If the DURA flag is unset, each duration value is written as an N bit quantity, where N is set in the metadata header. N may be zero. The value as written is interpreted according to the duration base, duration multiplier and duration table declared in the metadata header.
If the DURA flag is set, each duration value is instead encoded as an V8/16/32 value and interpreted directly against the stream's master PTS/DTS timebase.
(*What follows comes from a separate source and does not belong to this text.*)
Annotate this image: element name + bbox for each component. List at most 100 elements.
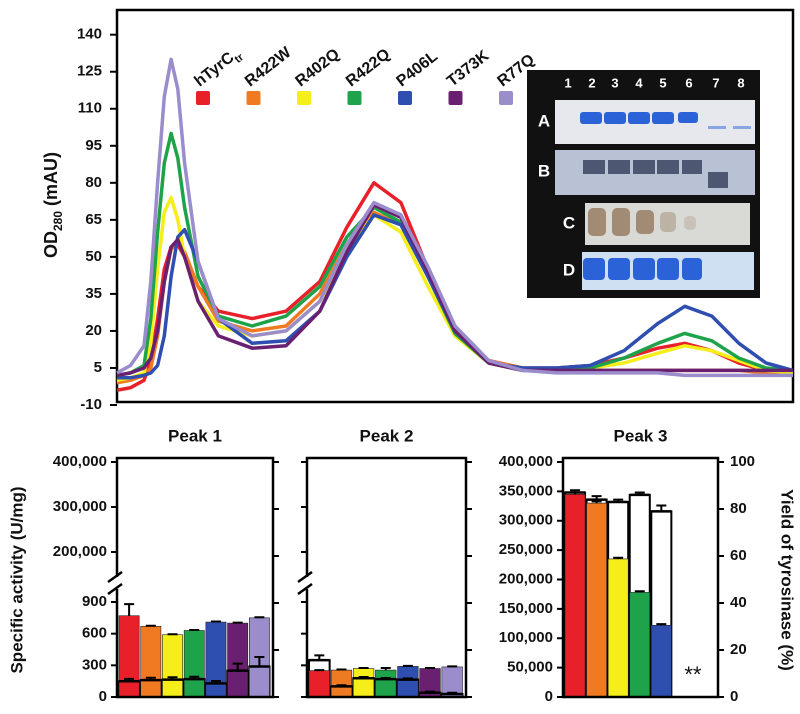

per-packet 'private' flags
Codec-private 'per packet' flags are encoded next. A field of N bits is written for every packet completed on the page. N is set in the stream metadata; N may be zero in which case no packet flags are written.
padding
Any unused bits needed to fill the last byte out such that the lags are written into an integral number of bytes are set to zero. The hbytes field may not be used to 'pad' the flags fields with extra space; more than seven 'left over' bits (hbytes + 4 - DTS bytes - sequence field bytes - distance field bytes - segment tabel bytes) * 8 - flag bits > 7) shall be considered an error rendering the page undecodable.
data payload
Data payload is byte-aligned and immediately follows the last flag byte. The size of the data payload is equal to dbytes.
Value encodings
Lacing codewords
Lacing codewords are as follows:
first byte == 0 through 251 : stop reading, use unsigned value as sizeof packet. Note that zero is a valid packet size. == 252 : read a second byte; packet size is the unsigned value of the second byte + 252. == 253 : read a second byte; packet size is the unsigned value of the second byte + 508. == 254 : read a second byte; packet size is the unsigned value of the second byte + 764. == 255 : read a second and third unsigned byte; If the second byte is <= 251, packet size is (second byte << 8) + third byte + 1020. If the second byte == 252, read a third byte. If the third byte is < 4, packet size is (second byte << 8) + third byte + 1020. If the third byte is >= 4, this indicates the presence of (third byte) zero-length packets in sequence. It is always more efficient to code more than three zero-length packets in sequence using the this three-byte signalling, however muxers MAY use either encoding. Demuxers MUST handle both cases. If the second byte > 252, this indicates a case reserved for future use; this shall render the page not decodable.
V32/64 format
V32/64 is a bit-extension format that signals the codeword length using the leading bit (LSbit of the codeword) to indicate if the codeword is 32 or 64 bits.
inital [low] bit: 0 -> codeword is 32 bits total; upper 31 bits encode an unsigned value between 0 and 2^31-1 1 -> codeword is 64 bits total; upper 63 bits encode an unsigned value between 2^31 and 2^63 + 2^31 -1
V8/16/32 format
V8/16/32 is a bit-extension format that signals the codeword length using the leading bit[s] (LSbit[s] of the codeword) to indicate if the codeword is 8, 16 or 32 bits.
inital [low] bit[s]: 0 -> codeword is 8 bits total; upper 7 bits encode an unsigned value between 0 and 127 (2^7 - 1) 10 -> codeword is 16 bits total; upper 15 bits encode an unsigned value between 128 (2^7) and 32895 (2^15 + 2^7 - 1) 11 -> codeword is 32 bits total; upper 31 bits encode an unsigned value between 32896 (2^15 + 2^7) and 2147516543 (2^31 + 2^15 + 2^7 - 1)
Syncpoints / Keyframes
Streams in which not every frame serves as a syncpoint may place only one syncpoint (keyframe) packet per page. The syncpoint packet must be the first packet begun (the first segment) and the first packet completed on the page (if any).